- Born: 1977 (age 48–49) Chuspin, Peru
- Occupations: Mountaineer, tour guide, Spanish teacher
- Known for: Summitting 11 eight-thousanders

= Flor Cuenca =

Peruvian mountaineer

Flor "Hirkawarmi" Cuenca is a Peruvian climber. She is the first Peruvian woman to have reached the summit of 11 eight-thousanders without supplemental oxygen. She is the first Peruvian to have climbed Gasherbrum I (8068 m), K2 (8611 m) and Kanchenjunga (8586 m).

== Background ==
Flor Cuenca was born in Chuspín, Casca District. She is the third of 14 children, born into a farming family, where she had to climb 1,000m to tend her family's sheep. Growing up in the Ancash region of the Andes, she made her first summit of 4,500m at "7 or 8" years old.

She moved to Lima to train as a tourist guide at the Instituto Superior Tecnológico Eleazar Guzmán Barrón in Huaraz, as she felt it would be the right career to help her stay close to the mountains. In 2006, she moved to Europe on a student visa to learn German. She decided to stay in Germany as she could earn enough income to self-fund her expeditions, which was not possible in Peru. Since 2008, she has been living in Karlsruhe, Germany, and is a member of the German Alpine Club.
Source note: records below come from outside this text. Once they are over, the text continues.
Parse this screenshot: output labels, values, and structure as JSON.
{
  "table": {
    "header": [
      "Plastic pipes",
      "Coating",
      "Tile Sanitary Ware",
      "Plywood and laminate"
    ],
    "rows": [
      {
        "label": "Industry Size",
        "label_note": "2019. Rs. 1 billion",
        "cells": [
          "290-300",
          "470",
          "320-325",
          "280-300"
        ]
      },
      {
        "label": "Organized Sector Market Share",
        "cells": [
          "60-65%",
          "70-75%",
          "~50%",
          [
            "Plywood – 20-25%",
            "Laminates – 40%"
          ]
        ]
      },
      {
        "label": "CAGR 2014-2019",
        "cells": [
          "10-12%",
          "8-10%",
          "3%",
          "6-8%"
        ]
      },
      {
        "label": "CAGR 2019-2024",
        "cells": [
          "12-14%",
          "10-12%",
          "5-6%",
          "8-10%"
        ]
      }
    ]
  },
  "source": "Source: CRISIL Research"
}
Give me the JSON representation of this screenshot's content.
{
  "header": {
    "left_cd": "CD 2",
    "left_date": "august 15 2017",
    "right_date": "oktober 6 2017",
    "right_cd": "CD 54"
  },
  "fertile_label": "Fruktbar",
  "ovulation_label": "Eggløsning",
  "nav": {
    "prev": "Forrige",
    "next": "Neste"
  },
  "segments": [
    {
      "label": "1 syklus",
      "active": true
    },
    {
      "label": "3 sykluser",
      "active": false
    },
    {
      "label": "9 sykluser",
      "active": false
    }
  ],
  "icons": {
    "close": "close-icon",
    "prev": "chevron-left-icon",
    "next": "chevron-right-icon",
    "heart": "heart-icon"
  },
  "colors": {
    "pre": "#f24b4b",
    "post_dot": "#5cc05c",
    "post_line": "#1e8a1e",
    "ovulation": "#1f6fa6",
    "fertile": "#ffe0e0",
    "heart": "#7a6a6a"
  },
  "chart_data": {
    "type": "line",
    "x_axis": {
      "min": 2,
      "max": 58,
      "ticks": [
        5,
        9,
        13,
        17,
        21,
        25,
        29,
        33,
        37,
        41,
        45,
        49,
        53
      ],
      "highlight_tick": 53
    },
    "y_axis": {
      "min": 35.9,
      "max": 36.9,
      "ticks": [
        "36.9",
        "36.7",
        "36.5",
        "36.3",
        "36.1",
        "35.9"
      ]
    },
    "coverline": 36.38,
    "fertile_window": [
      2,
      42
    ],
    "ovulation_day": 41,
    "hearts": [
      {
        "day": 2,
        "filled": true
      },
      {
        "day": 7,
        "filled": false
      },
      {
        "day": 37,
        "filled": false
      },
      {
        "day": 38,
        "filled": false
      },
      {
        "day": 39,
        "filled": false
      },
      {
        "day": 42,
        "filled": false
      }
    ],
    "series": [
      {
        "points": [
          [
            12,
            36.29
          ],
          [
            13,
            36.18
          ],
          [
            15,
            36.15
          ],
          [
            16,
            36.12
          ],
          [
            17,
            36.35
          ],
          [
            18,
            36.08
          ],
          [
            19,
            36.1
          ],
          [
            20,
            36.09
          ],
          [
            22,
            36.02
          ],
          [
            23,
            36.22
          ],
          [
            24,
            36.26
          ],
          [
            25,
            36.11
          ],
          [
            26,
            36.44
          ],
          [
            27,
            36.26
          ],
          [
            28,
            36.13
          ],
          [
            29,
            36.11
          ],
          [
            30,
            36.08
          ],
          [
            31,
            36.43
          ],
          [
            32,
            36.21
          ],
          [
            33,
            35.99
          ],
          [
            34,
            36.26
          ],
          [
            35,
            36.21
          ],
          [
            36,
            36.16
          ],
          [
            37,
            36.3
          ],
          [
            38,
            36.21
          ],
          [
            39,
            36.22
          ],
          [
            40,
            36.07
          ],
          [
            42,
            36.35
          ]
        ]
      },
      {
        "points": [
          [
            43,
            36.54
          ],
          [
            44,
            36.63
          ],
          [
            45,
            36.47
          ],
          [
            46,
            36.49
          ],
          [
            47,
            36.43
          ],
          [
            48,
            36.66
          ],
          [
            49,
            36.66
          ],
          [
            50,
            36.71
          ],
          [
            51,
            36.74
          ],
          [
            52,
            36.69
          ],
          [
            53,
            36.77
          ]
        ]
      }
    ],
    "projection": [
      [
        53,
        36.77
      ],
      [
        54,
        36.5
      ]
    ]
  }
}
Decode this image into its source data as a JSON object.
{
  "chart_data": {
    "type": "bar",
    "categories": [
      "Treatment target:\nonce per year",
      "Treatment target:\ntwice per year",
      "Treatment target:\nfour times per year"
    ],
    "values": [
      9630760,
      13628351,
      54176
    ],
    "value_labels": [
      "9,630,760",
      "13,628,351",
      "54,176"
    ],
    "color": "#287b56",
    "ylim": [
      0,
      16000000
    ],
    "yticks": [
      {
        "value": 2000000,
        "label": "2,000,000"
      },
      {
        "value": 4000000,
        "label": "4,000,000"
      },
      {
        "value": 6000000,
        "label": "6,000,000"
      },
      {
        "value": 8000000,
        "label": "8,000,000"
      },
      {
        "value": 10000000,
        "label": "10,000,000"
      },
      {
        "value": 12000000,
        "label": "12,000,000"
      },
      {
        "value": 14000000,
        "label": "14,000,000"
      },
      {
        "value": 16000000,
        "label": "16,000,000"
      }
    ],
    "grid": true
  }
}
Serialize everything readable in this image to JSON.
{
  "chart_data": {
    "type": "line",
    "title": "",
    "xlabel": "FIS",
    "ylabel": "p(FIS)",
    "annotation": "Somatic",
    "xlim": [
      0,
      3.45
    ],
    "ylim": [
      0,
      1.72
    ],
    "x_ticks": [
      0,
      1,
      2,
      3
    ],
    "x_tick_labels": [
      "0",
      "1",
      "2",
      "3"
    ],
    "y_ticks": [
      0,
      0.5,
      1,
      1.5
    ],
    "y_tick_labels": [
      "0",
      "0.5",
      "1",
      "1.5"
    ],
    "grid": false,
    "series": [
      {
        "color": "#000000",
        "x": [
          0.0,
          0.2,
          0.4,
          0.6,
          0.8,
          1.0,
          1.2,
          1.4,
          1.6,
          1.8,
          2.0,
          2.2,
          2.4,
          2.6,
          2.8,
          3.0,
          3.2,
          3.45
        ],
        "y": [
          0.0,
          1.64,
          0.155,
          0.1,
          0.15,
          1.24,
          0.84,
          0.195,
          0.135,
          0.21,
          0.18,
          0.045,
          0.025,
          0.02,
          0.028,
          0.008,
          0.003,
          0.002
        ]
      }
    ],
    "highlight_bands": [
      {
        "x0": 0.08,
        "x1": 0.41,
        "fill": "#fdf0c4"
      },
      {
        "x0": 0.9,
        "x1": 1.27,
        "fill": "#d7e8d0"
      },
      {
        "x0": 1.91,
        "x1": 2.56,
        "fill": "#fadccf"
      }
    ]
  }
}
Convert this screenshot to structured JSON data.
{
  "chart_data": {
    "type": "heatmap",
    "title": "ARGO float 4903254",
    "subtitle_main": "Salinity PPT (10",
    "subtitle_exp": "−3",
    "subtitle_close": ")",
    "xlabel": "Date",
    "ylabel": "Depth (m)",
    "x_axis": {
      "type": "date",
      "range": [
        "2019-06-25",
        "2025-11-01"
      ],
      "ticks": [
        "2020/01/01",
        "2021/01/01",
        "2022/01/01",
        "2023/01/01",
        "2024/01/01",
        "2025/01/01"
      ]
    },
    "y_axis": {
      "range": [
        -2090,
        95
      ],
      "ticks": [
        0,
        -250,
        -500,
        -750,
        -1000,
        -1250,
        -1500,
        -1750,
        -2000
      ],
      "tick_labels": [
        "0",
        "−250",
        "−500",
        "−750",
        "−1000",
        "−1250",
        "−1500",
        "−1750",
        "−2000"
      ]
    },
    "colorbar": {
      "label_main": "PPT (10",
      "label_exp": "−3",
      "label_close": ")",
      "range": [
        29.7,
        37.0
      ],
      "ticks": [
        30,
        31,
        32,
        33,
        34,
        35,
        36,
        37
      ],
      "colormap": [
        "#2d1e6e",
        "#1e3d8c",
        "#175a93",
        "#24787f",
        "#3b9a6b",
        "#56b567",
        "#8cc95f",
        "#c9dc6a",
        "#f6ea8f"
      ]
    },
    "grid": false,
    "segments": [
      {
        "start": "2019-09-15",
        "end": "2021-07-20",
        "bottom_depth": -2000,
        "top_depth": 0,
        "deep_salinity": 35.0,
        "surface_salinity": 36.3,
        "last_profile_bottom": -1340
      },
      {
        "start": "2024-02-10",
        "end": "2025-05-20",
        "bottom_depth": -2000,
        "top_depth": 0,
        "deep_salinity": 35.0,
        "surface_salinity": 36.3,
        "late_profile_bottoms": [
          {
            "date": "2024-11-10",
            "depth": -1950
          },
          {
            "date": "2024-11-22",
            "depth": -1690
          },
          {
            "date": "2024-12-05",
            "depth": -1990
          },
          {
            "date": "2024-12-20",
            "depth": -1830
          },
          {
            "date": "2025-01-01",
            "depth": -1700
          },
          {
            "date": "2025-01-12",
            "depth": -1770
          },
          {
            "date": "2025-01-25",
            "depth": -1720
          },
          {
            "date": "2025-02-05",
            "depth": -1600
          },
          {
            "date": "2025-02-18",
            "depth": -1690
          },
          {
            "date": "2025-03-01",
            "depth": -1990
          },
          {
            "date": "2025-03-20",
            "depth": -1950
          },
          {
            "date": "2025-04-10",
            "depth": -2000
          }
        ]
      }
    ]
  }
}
She is also known as "Hirkawarmi", which is Ancash Quechua for "mountain woman".

=== Mountaineering ===
Flor is known for her lean expeditions, self-funded, without sherpas, sponsorship and without supplemental oxygen.

She is critical of large expeditions that leave garbage, waste, old tents and used O2 canisters across the Himalayas and Karakoram, and has sought to bring attention to the issue. In 2025, when two Nepali sherpas were killed in an avalanche while ferrying oxygen containers on Annapurna, Cuenca was openly critical of conditions that the sherpas were working in, which cost their lives. Writing on Instagram, she said, "In every expedition in the Himalaya, in every accident, there are always the Sherpas who pay with their lives… They die serving people, opening routes, and carrying equipment up and down for tourists. If we go back in history, many have also died due to the negligence, stubbornness, or selfishness of their clients."

=== Summits of eight-thousanders ===

| Summit | Country | Altitude | Year | Notes |
|---|---|---|---|---|
| Cho Oyu | Tibet / Nepal | 8201 m | 2016 | First 8 thousander |
| Manaslu | Nepal | 8163 m | 2017 |  |
| Broad Peak | Pakistan / China | 8051 m | 2019 |  |
| Gasherbrum | Pakistan / China | 8068 m | 2021 | First Peruvian ascent summit on Peru's bicentennial |
| Dhaulagiri | Nepal | 8167 m | 2021 |  |
| K2 | Pakistan / China | 8611 m | 2022 | First Peruvian ascent |
| Kanchenjunga | India / Nepal | 8586 m | 2023 | First Peruvian ascent |
| Nanga Parbat | Pakistan | 8125 m | 2023 |  |
| Gasherbrum II | Pakistan / China | 8035 m | 2023 |  |
| Annapurna | Nepal | 8091 m | 2024 |  |
| Makalu | Tíbet / Nepal | 8485 m | 2024 |  |

She started the project "Hijas de la Montaña" in an effort to lead the first Peruvian female expedition in the Himalayas. The project, aims to send five women from the Peruvian Andes, including Flor, to climb Manaslu and advocate for environmental sustainability and gender equality. The project plans to bring more than 100 kg of trash down from base camp during the expedition.

In 2023, she was named to the Forbes 50 Most Powerful Women in Peru List.